La vecchiaia è un processo lento e, nonostante tutti i prodigi della medicina tecnologica moderna, inesorabile. L’altro giorno ho misurato la mia altezza con quella di mio figlio. Eravamo uguali, in questo senso, ma mi sono accorto che avevo due centimetri di meno. Alzo una tapparella e lo faccio ancora facilmente, ma mi rendo conto che fra non molto non sarà più così. Se stai disteso a terra per fare qualche lavoretto, rialzarsi è un’impresa. Piero Ottone, forse il miglior direttore che abbia avuto il Corriere, notava in un suo libro imprudentemente chiamato Memorie di un vecchio felice, 2005, come i vecchi, e quindi lui stesso, quando si alzano da una poltrona cerchino subito un punto d’appoggio e in un altro passaggio del suo libro, dopo una bella gita in barca col nipotino, si chiede: quante altre volte potrò ripetere questa esperienza? Si insinua quindi in lui il pensiero della morte. I vecchi pensano alla morte, ci pensano sempre. Tuttavia non è la morte in sé che li spaventa tanto che, in linea di massima, quasi tutti, Cicerone a parte, sono in grado di affrontarla degnamente (“Morire è facile, lo hanno fatto tutti”) quanto il fatto che tutto ciò che hai vissuto, amato, letto, sparisce di colpo. E sai che non ci saranno i supplementari. In ogni caso ho scritto che la quarta età, altro eufemismo tutto moderno per cui, a rigor di termini, non ci dovrebbero essere più vecchi in giro, inizia quando hai dei problemi nel metterti le mutande.
Tuttavia l’aspetto più drammatico della vecchiaia non è la decadenza fisica, ma l’impossibilità di un progetto di vita. Esistenziale, sentimentale, professionale. Manca il tempo. Manca il futuro. Manca la speranza.

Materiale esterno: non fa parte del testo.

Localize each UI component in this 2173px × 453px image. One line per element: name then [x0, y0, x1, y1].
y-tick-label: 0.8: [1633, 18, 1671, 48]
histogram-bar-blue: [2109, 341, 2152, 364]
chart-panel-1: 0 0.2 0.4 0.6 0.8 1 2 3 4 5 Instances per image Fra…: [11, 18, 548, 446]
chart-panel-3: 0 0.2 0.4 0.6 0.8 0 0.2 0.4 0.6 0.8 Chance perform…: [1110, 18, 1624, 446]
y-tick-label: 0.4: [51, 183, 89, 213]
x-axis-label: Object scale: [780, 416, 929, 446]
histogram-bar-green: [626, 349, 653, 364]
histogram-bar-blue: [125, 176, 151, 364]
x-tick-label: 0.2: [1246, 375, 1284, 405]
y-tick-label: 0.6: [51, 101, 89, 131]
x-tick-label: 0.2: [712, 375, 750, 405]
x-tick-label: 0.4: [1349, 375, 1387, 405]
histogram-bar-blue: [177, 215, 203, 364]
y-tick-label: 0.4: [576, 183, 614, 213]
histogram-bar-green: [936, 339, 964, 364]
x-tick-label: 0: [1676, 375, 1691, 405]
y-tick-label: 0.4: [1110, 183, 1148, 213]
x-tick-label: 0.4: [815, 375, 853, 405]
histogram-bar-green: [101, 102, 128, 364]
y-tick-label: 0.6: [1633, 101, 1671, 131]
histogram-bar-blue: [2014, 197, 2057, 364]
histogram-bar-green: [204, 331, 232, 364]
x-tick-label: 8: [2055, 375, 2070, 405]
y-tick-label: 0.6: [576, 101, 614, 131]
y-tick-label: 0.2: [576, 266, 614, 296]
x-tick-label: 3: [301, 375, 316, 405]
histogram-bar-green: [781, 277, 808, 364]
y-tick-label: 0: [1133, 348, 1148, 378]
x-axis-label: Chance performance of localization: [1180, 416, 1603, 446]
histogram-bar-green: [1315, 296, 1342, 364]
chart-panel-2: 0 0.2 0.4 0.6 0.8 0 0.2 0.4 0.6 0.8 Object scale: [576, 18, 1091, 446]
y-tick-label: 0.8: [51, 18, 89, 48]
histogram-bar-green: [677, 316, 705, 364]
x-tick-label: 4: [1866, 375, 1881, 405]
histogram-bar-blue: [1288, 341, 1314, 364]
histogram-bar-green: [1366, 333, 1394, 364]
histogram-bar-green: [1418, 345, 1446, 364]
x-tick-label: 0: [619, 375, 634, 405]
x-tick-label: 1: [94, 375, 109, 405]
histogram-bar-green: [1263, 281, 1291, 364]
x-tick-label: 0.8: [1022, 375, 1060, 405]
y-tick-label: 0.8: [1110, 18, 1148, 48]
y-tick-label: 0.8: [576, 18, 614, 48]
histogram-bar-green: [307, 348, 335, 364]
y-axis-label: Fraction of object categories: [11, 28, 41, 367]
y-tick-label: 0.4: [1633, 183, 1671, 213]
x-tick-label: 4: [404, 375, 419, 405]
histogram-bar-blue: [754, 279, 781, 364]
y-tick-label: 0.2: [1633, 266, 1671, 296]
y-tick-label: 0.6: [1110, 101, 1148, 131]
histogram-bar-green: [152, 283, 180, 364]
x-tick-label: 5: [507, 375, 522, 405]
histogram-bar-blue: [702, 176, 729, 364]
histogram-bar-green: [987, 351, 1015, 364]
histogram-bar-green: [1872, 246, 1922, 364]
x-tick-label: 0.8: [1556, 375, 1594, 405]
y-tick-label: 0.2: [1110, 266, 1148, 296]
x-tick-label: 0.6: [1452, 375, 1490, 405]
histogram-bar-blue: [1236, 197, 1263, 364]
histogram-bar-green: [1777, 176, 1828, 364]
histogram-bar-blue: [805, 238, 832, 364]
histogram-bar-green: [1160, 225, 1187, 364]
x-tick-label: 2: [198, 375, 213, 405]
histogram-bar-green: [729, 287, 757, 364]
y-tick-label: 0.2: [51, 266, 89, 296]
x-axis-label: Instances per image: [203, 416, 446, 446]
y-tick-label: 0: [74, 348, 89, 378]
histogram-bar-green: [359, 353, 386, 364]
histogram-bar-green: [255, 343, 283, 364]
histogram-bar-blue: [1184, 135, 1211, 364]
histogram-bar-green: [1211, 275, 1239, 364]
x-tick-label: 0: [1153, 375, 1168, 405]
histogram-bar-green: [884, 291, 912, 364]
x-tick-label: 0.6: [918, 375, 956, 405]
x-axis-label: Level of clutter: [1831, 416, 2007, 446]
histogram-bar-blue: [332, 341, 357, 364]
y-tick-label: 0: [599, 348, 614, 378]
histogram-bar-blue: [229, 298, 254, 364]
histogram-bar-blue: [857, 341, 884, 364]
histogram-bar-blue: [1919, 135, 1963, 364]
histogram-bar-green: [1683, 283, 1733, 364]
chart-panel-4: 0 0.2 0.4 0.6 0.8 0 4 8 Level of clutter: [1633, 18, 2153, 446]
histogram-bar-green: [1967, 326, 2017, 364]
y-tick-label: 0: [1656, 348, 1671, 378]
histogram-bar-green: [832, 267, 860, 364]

Anche il mondo che hai conosciuto e a volte, con l’energia e l’incoscienza della giovinezza, dominato è scomparso. Morti o dispersi nel mondo sono gli amici di una vita. Il paesaggio è cambiato, i luoghi pure, gli oggetti sono diversi, altri i miti, gli idoli, gli attori, le letture di riferimento. Sei un sopravvissuto.